We know AI is very general to define globally and capture everything, and even though Data Science is more specific in its definition, it is still entangling many topics. Yet, it is the last field we mentioned, domain knowledge, the one that brings the specificity that we were missing. If you are dealing with text data, you are in the domain of text analytics or Natural Language Processing; if images are the subject of analysis, you have image recognition; or maybe you have time series data as for weather forecasting. As you can see, Data Science covers a wide different menu of data types, sources, models and techniques.
What does Data Science look like in PublicSonar?
We are focused on text data and to solve the problems we make use of different approaches. Depending on the scope of what we want to achieve, we may vary our toolset from traditional text processing to Deep Neural Networks. And that is because we can’t, unfortunately, have a one-stop shop to fix everything. So we need to experiment and reason well what the best implementation is and what the trade-offs would be if several possibilities are present.
An example of this comes with the diversity of sources we analyse; a model looking at tweets will probably have to deal with a language that differs greatly from the one written in newspapers articles. In general, the techniques and models we choose need to suit the data source/s, the complexity of the problem and the engineering integration to make it usable.
How can Data Science help crisis and incident management?
The first step to manage and monitor an incident with public data is to create a good query. For that PublicSonar has developed a model that helps you come up with similar words to the one you originally wrote. This way you can quickly click and add relevant words to the query and improve the whole query building process.
Once you have your query built, one of the recurrent scenarios in crises and incidents is the spike in number of incoming messages. Data Science can help you synthesize a vast quantity of information by summarising long text content; extracting key text entities such as dates, times, locations, geopolitical entities, persons or other unique references; and show you the sentiment present in the text messages together with the main topics relating to it.
We are also working on models that learn to extract information for specific use cases.

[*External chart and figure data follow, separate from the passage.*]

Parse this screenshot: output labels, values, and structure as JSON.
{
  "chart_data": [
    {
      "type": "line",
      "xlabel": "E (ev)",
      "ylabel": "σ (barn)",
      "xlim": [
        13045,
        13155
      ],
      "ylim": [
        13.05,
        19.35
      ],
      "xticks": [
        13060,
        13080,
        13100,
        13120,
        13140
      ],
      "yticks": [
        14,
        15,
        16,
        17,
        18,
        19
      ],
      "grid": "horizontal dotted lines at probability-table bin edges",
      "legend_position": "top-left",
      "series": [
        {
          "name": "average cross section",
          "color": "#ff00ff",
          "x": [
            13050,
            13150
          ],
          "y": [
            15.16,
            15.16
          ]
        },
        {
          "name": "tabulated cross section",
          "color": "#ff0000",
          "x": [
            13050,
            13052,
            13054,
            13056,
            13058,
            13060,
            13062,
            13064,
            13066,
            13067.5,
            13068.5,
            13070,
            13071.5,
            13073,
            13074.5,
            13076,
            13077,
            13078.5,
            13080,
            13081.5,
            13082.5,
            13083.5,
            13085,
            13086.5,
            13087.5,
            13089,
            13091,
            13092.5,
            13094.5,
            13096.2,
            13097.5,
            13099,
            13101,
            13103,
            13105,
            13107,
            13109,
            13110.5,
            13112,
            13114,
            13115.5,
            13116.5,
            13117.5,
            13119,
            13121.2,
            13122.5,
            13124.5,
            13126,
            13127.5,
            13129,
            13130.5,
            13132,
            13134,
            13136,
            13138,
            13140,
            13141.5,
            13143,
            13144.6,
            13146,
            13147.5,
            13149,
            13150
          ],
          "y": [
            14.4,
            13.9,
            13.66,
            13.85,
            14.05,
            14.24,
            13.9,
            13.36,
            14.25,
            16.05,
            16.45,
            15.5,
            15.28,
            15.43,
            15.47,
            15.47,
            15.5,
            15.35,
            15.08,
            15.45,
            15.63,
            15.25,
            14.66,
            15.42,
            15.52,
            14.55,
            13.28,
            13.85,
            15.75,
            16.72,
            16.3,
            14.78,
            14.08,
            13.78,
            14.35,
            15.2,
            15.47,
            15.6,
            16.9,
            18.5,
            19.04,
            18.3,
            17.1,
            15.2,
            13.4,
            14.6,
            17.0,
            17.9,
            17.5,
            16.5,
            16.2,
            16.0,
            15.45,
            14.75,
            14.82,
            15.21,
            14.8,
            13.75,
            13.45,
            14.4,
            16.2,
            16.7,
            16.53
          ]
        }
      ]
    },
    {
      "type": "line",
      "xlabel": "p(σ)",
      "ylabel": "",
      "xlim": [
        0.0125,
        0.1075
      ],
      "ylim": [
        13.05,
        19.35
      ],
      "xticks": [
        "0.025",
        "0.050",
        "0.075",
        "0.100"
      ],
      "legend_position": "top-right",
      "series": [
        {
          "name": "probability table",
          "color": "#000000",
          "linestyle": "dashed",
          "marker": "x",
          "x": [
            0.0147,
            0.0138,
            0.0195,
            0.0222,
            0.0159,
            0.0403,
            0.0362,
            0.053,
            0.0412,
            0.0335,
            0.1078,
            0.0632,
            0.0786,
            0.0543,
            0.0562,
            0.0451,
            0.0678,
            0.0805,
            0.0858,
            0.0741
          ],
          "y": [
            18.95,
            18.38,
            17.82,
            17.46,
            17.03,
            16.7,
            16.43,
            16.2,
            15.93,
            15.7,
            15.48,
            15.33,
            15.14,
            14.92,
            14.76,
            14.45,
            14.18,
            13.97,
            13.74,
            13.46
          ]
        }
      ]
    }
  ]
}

For instance, in the event of an attack the models would go through the messages and extract key information like the main event, casualties, where it happened, the type of attack, the status of the event or some relevant information about the perpetrator.
How to train and teach these models?
Many of our models need data annotated from humans in order to learn how to perform the task. One major advantage in PublicSonar is our in-house annotation. We have built a team of annotators that are constantly teaching and updating our current and new models. Furthermore, we also leverage the domain expertise from our users so that they can correct our models’ extractions, improving the results quality over time.
Data Science challenges?
Machine Learning and Deep Learning models carry on some challenges and flaws that everyone should be aware of, especially when working together with them.
The first point is that they are not reasoning brains. These models perform the tasks for which they are trained, they cannot learn new tasks or knowledge unless we first train and prepare them to do so. Thus, models fail to deliver a human-like experience for some tasks.
The second point refers to the model bias. As we said previously, many of our models learn from human examples. If those examples are wrong or contain any kind of human bias so will be the model’s performance. This problem accentuates when using examples from different humans. We can think of a baby being told what he did was good from the mother and bad from the father, it is counterproductive and confusing for a learning brain. Human biases are very subtle and hard to realise sometimes. As an example, in 2016 Microsoft released Tay, a conversational bot. It was not after real life users interactions with the Deep Learning bot that they realised Tay was inherently racist due to being trained with the wrong Twitter data. The bottom line is that the model will mimic the underlying examples. It is important to educate the model correctly and spot biases soon so that we can correct them.
The third and last point is that the more complex models are, the harder it is to understand the inner workings for the final result given. This relates to the introduction of bias and the difficulty of first, spotting it, and second, understanding how it happened. The flow of thoughts from human reasoning is also very informative as it gives us more context, however, it is something Deep Learning models fail to deliver for the moment.